I am trying to relate $\| gq\|_F$ and $\|g\|_F$, where $\|\cdot\|_F$ is the Frobenius norm. I know that if $q$ was an $m\times m$ orthogonal matrix, then $\|gq\|_F = \|g\|_F$. Also, we can have $\|gq\|_F < \|g\|_F$ (for example, if $g = I$ and $q=(1,0,0,\dots)$.) But my question is can we have something in general like: $$\frac{\sqrt{k}}{\sqrt{n}}\|gq\|_F \leq \|g\|_F \leq \frac{\sqrt{n}}{\sqrt{k}}\|gq\|_F$$ Not sure how to prove something like this (or a related bound)
After thinking on this, I believe there can be no such bound. Let $g$ be an $n\times n$ matrix with $0$'s in the first column and $1$'s everywhere else.
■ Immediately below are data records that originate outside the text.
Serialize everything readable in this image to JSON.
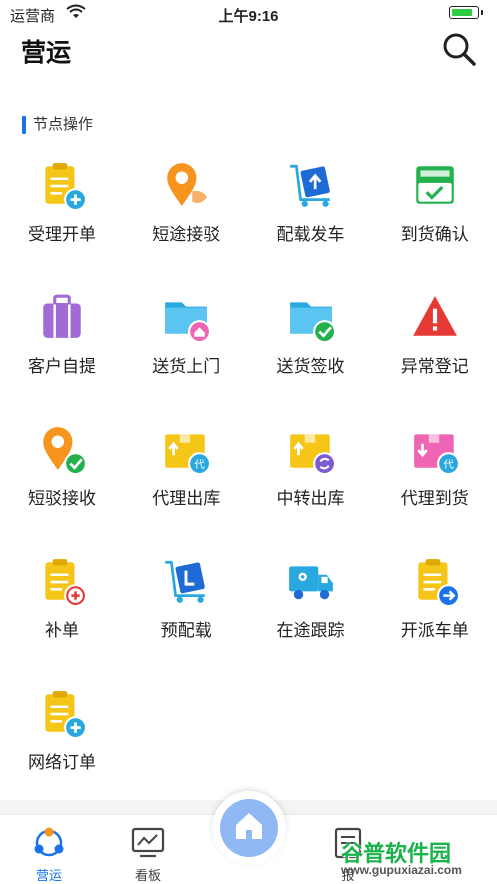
{
  "status_bar": {
    "carrier": "运营商",
    "time": "上午9:16",
    "battery_level": 0.9
  },
  "header": {
    "title": "营运",
    "search_icon": "search-icon"
  },
  "section": {
    "title": "节点操作"
  },
  "tiles": [
    {
      "label": "受理开单",
      "icon": "doc-add-icon"
    },
    {
      "label": "短途接驳",
      "icon": "pin-handoff-icon"
    },
    {
      "label": "配载发车",
      "icon": "cart-upload-icon"
    },
    {
      "label": "到货确认",
      "icon": "inbox-check-icon"
    },
    {
      "label": "客户自提",
      "icon": "suitcase-icon"
    },
    {
      "label": "送货上门",
      "icon": "folder-home-icon"
    },
    {
      "label": "送货签收",
      "icon": "folder-check-icon"
    },
    {
      "label": "异常登记",
      "icon": "warning-icon"
    },
    {
      "label": "短驳接收",
      "icon": "pin-check-icon"
    },
    {
      "label": "代理出库",
      "icon": "box-agent-out-icon"
    },
    {
      "label": "中转出库",
      "icon": "box-transfer-icon"
    },
    {
      "label": "代理到货",
      "icon": "box-agent-in-icon"
    },
    {
      "label": "补单",
      "icon": "doc-plus-icon"
    },
    {
      "label": "预配载",
      "icon": "cart-preload-icon"
    },
    {
      "label": "在途跟踪",
      "icon": "truck-icon"
    },
    {
      "label": "开派车单",
      "icon": "doc-arrow-icon"
    },
    {
      "label": "网络订单",
      "icon": "doc-add-icon"
    }
  ],
  "tabbar": {
    "tabs": [
      {
        "label": "营运",
        "icon": "operations-icon",
        "active": true
      },
      {
        "label": "看板",
        "icon": "dashboard-icon",
        "active": false
      },
      {
        "label": "报",
        "icon": "report-icon",
        "active": false
      }
    ],
    "center_icon": "home-icon"
  },
  "watermark": {
    "title": "谷普软件园",
    "url": "www.gupuxiazai.com"
  },
  "colors": {
    "accent": "#1a73e8",
    "orange": "#f7941d",
    "yellow": "#f5c518",
    "blue": "#29a8e0",
    "green": "#22b14c",
    "red": "#e53935",
    "purple": "#a06bd6",
    "pink": "#f064b4"
  }
}
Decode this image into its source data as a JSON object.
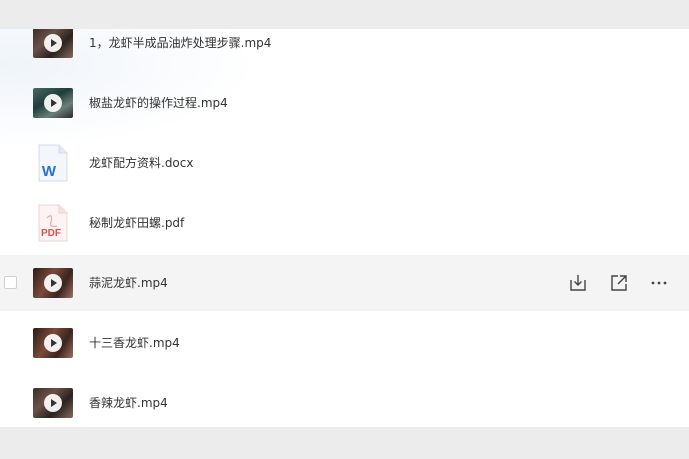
{
  "files": [
    {
      "name": "1，龙虾半成品油炸处理步骤.mp4",
      "type": "video"
    },
    {
      "name": "椒盐龙虾的操作过程.mp4",
      "type": "video"
    },
    {
      "name": "龙虾配方资料.docx",
      "type": "word"
    },
    {
      "name": "秘制龙虾田螺.pdf",
      "type": "pdf"
    },
    {
      "name": "蒜泥龙虾.mp4",
      "type": "video",
      "hovered": true
    },
    {
      "name": "十三香龙虾.mp4",
      "type": "video"
    },
    {
      "name": "香辣龙虾.mp4",
      "type": "video"
    }
  ],
  "word_icon_letter": "W",
  "pdf_icon_label": "PDF",
  "row_actions": [
    "download-icon",
    "share-icon",
    "more-icon"
  ],
  "colors": {
    "word": "#2b6fd6",
    "pdf": "#d9534f",
    "hover_row": "#f4f4f5"
  }
}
Let $q$ be the $n\times 1$ matrix $q = (1,0,\dots,0)^T$. Then $\|g\|_F = \sqrt{n(n-1)}$ while $\|gq\|_F= 0$. So we can not expect the inequality on the right in the question to hold.
For the inequality on the left, we can note that $q$ is made up of $k$ columns that have unit norm, and use the submultiplicativity of the Frobenius norm to see that $\|g q\|_F \leq \|g\|_F\|q\|_F = k\|g\|_F$. So the following inequality always holds: $$\frac{1}{k}\|gq\|_F \leq \|g\|_F.$$